Conseil d’État, 7ème – 2ème chambres réunies, 20/07/2021, 444784

Texte Intégral :
Vu la procédure suivante :

Par une ordonnance n° 1901294 du 18 septembre 2020, enregistrée le 21 septembre au secrétariat du contentieux du Conseil d’Etat, la présidente du tribunal administratif de Montpellier a transmis au Conseil d’Etat, en application de l’article R. 351-2 du code de justice administrative, la requête présentée à ce tribunal par M. A… B….

Par cette requête, enregistrée au greffe du tribunal administratif de Montpellier le 14 mars 2019, et un mémoire en réplique enregistré le 20 janvier 2021 au secrétariat du contentieux du Conseil d’Etat, M. B… demande au Conseil d’Etat :

1°) d’annuler pour excès de pouvoir la décision du 26 décembre 2018 par laquelle la ministre des armées lui a infligé un blâme du ministre ;

2°) de mettre à la charge de l’Etat la somme de 3 000 euros au titre de l’article L. 761-1 du code de justice administrative.

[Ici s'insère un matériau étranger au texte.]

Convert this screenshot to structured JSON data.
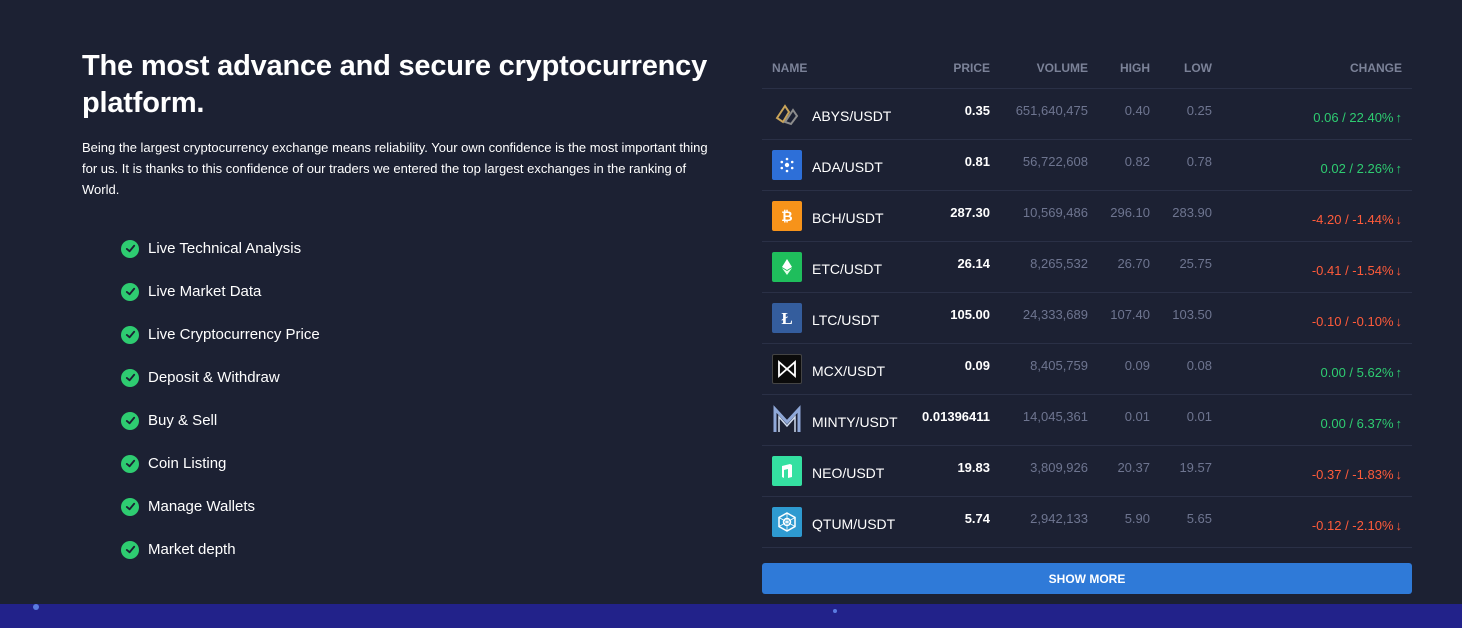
{
  "hero": {
    "headline": "The most advance and secure cryptocurrency platform.",
    "description": "Being the largest cryptocurrency exchange means reliability. Your own confidence is the most important thing for us. It is thanks to this confidence of our traders we entered the top largest exchanges in the ranking of World.",
    "features": [
      "Live Technical Analysis",
      "Live Market Data",
      "Live Cryptocurrency Price",
      "Deposit & Withdraw",
      "Buy & Sell",
      "Coin Listing",
      "Manage Wallets",
      "Market depth"
    ]
  },
  "market": {
    "columns": {
      "name": "NAME",
      "price": "PRICE",
      "volume": "VOLUME",
      "high": "HIGH",
      "low": "LOW",
      "change": "CHANGE"
    },
    "rows": [
      {
        "pair": "ABYS/USDT",
        "price": "0.35",
        "volume": "651,640,475",
        "high": "0.40",
        "low": "0.25",
        "change": "0.06 / 22.40%",
        "direction": "up",
        "icon": "abys-icon"
      },
      {
        "pair": "ADA/USDT",
        "price": "0.81",
        "volume": "56,722,608",
        "high": "0.82",
        "low": "0.78",
        "change": "0.02 / 2.26%",
        "direction": "up",
        "icon": "ada-icon"
      },
      {
        "pair": "BCH/USDT",
        "price": "287.30",
        "volume": "10,569,486",
        "high": "296.10",
        "low": "283.90",
        "change": "-4.20 / -1.44%",
        "direction": "down",
        "icon": "bch-icon"
      },
      {
        "pair": "ETC/USDT",
        "price": "26.14",
        "volume": "8,265,532",
        "high": "26.70",
        "low": "25.75",
        "change": "-0.41 / -1.54%",
        "direction": "down",
        "icon": "etc-icon"
      },
      {
        "pair": "LTC/USDT",
        "price": "105.00",
        "volume": "24,333,689",
        "high": "107.40",
        "low": "103.50",
        "change": "-0.10 / -0.10%",
        "direction": "down",
        "icon": "ltc-icon"
      },
      {
        "pair": "MCX/USDT",
        "price": "0.09",
        "volume": "8,405,759",
        "high": "0.09",
        "low": "0.08",
        "change": "0.00 / 5.62%",
        "direction": "up",
        "icon": "mcx-icon"
      },
      {
        "pair": "MINTY/USDT",
        "price": "0.01396411",
        "volume": "14,045,361",
        "high": "0.01",
        "low": "0.01",
        "change": "0.00 / 6.37%",
        "direction": "up",
        "icon": "minty-icon"
      },
      {
        "pair": "NEO/USDT",
        "price": "19.83",
        "volume": "3,809,926",
        "high": "20.37",
        "low": "19.57",
        "change": "-0.37 / -1.83%",
        "direction": "down",
        "icon": "neo-icon"
      },
      {
        "pair": "QTUM/USDT",
        "price": "5.74",
        "volume": "2,942,133",
        "high": "5.90",
        "low": "5.65",
        "change": "-0.12 / -2.10%",
        "direction": "down",
        "icon": "qtum-icon"
      }
    ],
    "show_more_label": "SHOW MORE"
  },
  "colors": {
    "background": "#1c2133",
    "positive": "#2ecc71",
    "negative": "#ff5b3a",
    "button": "#2f7ad8",
    "footer_band": "#22228a"
  }
}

Vu les autres pièces du dossier ;

Vu :
– le code de la défense ;
– le code des relations entre le public et l’administration ;
– le décret n° 2005-850 du 27 juillet 2005 ;
– le code de justice administrative ;

Après avoir entendu en séance publique :

– le rapport de M. Guillaume Leforestier, maître des requêtes,

– les conclusions de Mme Mireille Le Corre, rapporteure publique ;

Considérant ce qui suit :

1. Il ressort des pièces du dossier que M. B…, capitaine dans la gendarmerie nationale et fondateur de l’association des forces armées réunies dont il assurait la présidence, s’est vu infliger le 26 décembre 2018 par la ministre des armées la sanction de blâme du ministre, à raison de propos qu’il a tenus à plusieurs reprises en 2017 sur le site internet de l’association et sur une plateforme de partage en ligne à l’encontre de différentes autorités politiques, administratives et judiciaires.

Sur la légalité externe :

2. En premier lieu, aux termes de l’article 1er du décret du 27 juillet 2005 relatif aux délégations de signature des membres du Gouvernement :  » (…) peuvent signer, au nom du ministre ou du secrétaire d’Etat et par délégation, l’ensemble des actes, à l’exception des décrets, relatifs aux affaires des services placés sous leur autorité : / (…) 3° Le chef d’état-major des armées, le délégué général pour l’armement, les chefs d’état-major de l’armée de terre, de la marine et de l’armée de l’air, le chef du contrôle général des armées, le major général des armées, les majors généraux de l’armée de terre, de la marine, de l’armée de l’air et de la gendarmerie et les sous-chefs de l’état-major des armées (…) « . Le major général de la gendarmerie nationale tenait de ces dispositions compétence pour signer, au nom de la ministre des armées, la décision de sanction en litige.

3. En deuxième lieu, aucune disposition législative ou réglementaire ne subordonne la légalité d’une sanction disciplinaire prononcée à l’encontre d’un militaire à l’apposition du sceau de la République française sur la décision prise.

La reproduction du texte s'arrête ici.